We Heard Broken
Lei canta.
Lei canta nel suo appartamento nel palazzo di fronte, al terzo piano. Con abiti comuni, un paio di jeans e una maglietta a mezze maniche.
Una volta entrò un uomo nella camera, e lei prese il microfono di scatto – sembrava volesse lanciarlo – lo sistemò al suo posto, assieme all'amplificatore. Per una settimana non cantò più.
Poi di nuovo accese lo stereo, e la sua apparecchiatura, e ricominciò.

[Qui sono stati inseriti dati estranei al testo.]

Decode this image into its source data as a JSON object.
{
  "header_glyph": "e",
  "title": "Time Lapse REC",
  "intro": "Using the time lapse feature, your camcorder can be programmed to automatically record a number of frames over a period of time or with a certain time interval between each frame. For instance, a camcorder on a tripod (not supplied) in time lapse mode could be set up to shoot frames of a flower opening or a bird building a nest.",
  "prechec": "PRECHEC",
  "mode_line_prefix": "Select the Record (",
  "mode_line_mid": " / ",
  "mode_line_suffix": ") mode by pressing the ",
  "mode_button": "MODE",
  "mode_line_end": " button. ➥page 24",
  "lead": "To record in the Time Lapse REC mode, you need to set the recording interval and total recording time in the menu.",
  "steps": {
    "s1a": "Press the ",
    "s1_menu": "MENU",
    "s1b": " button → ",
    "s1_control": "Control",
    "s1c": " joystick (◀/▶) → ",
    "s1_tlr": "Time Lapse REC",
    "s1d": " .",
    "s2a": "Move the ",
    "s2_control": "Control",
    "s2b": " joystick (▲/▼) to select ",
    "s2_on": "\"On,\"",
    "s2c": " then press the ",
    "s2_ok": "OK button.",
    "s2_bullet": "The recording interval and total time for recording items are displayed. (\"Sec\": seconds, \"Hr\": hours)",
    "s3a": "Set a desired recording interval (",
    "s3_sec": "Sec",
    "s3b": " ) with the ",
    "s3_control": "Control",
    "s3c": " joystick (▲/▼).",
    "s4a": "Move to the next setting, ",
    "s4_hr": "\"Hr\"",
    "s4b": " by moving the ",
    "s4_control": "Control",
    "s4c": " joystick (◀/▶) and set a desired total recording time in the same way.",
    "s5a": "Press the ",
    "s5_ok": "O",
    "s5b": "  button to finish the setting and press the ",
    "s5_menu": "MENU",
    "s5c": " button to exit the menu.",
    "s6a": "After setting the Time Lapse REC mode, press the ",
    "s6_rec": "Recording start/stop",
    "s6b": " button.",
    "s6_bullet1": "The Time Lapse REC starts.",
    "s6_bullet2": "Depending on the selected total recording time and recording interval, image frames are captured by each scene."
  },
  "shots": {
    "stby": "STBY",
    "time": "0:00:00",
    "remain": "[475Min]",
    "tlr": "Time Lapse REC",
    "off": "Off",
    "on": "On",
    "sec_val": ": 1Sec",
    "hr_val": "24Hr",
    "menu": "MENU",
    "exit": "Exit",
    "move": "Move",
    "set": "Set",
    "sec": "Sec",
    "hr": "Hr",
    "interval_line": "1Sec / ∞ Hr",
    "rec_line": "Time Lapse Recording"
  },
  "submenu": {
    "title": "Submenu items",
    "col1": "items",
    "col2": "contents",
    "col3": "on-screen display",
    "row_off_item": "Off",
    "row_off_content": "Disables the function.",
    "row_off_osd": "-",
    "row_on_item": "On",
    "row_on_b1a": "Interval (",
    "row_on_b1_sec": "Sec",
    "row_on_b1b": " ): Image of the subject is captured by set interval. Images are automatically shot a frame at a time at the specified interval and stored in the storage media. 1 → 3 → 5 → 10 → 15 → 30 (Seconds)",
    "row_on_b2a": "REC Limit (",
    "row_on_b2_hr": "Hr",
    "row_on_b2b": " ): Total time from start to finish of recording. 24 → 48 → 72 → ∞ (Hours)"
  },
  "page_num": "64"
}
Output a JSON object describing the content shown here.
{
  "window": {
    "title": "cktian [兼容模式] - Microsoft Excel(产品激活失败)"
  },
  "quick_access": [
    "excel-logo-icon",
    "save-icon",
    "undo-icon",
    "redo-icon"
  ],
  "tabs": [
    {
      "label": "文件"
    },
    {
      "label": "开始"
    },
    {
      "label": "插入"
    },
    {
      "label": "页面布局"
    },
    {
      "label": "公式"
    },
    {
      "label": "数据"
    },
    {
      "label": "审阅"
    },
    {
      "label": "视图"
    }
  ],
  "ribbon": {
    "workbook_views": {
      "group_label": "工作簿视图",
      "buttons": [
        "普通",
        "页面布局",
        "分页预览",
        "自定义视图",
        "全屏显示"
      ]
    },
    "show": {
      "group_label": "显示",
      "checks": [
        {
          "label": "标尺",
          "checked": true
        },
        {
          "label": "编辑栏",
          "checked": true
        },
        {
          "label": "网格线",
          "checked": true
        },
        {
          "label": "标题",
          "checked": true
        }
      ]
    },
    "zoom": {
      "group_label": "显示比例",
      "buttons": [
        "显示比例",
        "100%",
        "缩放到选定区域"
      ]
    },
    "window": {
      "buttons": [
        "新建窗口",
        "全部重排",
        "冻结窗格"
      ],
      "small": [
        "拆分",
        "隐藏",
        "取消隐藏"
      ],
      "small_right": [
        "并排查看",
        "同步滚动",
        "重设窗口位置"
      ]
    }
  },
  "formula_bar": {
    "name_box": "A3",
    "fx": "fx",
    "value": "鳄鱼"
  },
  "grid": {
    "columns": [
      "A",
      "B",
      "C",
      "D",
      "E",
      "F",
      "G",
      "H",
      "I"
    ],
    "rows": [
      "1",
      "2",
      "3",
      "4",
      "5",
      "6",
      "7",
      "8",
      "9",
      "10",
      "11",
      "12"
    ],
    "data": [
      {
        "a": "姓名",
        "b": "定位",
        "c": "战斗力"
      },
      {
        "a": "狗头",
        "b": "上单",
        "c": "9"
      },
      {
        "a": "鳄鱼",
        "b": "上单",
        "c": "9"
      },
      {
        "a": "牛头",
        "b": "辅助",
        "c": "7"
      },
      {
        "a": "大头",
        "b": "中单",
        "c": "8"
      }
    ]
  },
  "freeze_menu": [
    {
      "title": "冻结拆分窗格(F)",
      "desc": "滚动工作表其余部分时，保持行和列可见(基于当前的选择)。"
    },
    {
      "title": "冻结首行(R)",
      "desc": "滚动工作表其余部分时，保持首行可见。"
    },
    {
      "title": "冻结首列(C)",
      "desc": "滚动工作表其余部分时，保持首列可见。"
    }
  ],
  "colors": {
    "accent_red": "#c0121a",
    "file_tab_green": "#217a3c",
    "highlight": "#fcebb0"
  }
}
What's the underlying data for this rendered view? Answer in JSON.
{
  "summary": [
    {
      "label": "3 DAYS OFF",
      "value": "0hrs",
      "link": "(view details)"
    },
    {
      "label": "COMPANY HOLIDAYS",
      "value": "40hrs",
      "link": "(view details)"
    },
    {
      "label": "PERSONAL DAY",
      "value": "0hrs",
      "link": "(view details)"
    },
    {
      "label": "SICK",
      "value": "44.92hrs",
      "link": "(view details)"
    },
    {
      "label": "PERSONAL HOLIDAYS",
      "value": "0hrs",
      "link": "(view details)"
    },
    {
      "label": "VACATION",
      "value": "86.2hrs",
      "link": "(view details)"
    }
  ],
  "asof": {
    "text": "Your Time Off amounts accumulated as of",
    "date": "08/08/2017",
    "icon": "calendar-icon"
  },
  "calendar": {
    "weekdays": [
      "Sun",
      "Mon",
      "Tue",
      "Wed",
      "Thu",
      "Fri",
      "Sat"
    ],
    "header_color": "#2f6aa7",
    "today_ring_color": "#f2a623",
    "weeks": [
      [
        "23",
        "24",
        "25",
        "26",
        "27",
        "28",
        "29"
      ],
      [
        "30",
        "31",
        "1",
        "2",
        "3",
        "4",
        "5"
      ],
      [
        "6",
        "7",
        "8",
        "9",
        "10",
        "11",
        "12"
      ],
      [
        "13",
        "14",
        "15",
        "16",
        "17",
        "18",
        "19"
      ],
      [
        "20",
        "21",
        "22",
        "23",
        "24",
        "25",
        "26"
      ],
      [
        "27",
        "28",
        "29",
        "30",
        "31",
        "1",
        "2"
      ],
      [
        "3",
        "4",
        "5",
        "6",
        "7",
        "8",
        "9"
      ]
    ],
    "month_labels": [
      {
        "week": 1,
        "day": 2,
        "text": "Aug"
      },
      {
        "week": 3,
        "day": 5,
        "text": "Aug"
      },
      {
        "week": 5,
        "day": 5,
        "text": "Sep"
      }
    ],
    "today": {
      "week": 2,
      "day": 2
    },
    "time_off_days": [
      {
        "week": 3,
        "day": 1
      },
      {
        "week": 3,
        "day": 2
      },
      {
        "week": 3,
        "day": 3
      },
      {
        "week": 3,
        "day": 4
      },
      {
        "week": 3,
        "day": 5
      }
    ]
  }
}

Pensai che voce più bella non esistesse, e di certo altri erano più intonati di lei, ed erano particolari e magnifici e straordinari interpreti; ma lei cantava con tutto il suo corpo e non esisteva nient'altro che il canto.
Riuscivo a sentirla quel tanto che bastava per rimanere ammaliata, riuscivo a sentirla anche sopra il frastuono della città maledetta, con gli acuti, e i bassi rauchi, e potevo osservarla mentre tirava le tende e fissava di fronte a sé, attraverso gli spiragli delle persiane, con quei palazzi che sovrastavano il suo basso terzo piano, e che coprivano il tramonto e la vita e la strada e le persone.
Era sempre lì, sempre lì al centro dell'universo, a piangere a ridere e urlare. Dal mio palazzo mi sentivo infelice e impotente, con quelle melodie tristi e malinconiche.
Cantò così a lungo, da sola in casa, cantò di maledizioni e dolori che neanche il mondo ricordava dal suo inizio, e cantò con un male addosso che mi fece rizzare i capelli e spuntare la voglia di salvarla da tutto quello, portarla via e mostrarle il bello, l'allegria, la felicità, se la stessa bontà non era già morta a vedere qualcuno morire in quel modo atroce.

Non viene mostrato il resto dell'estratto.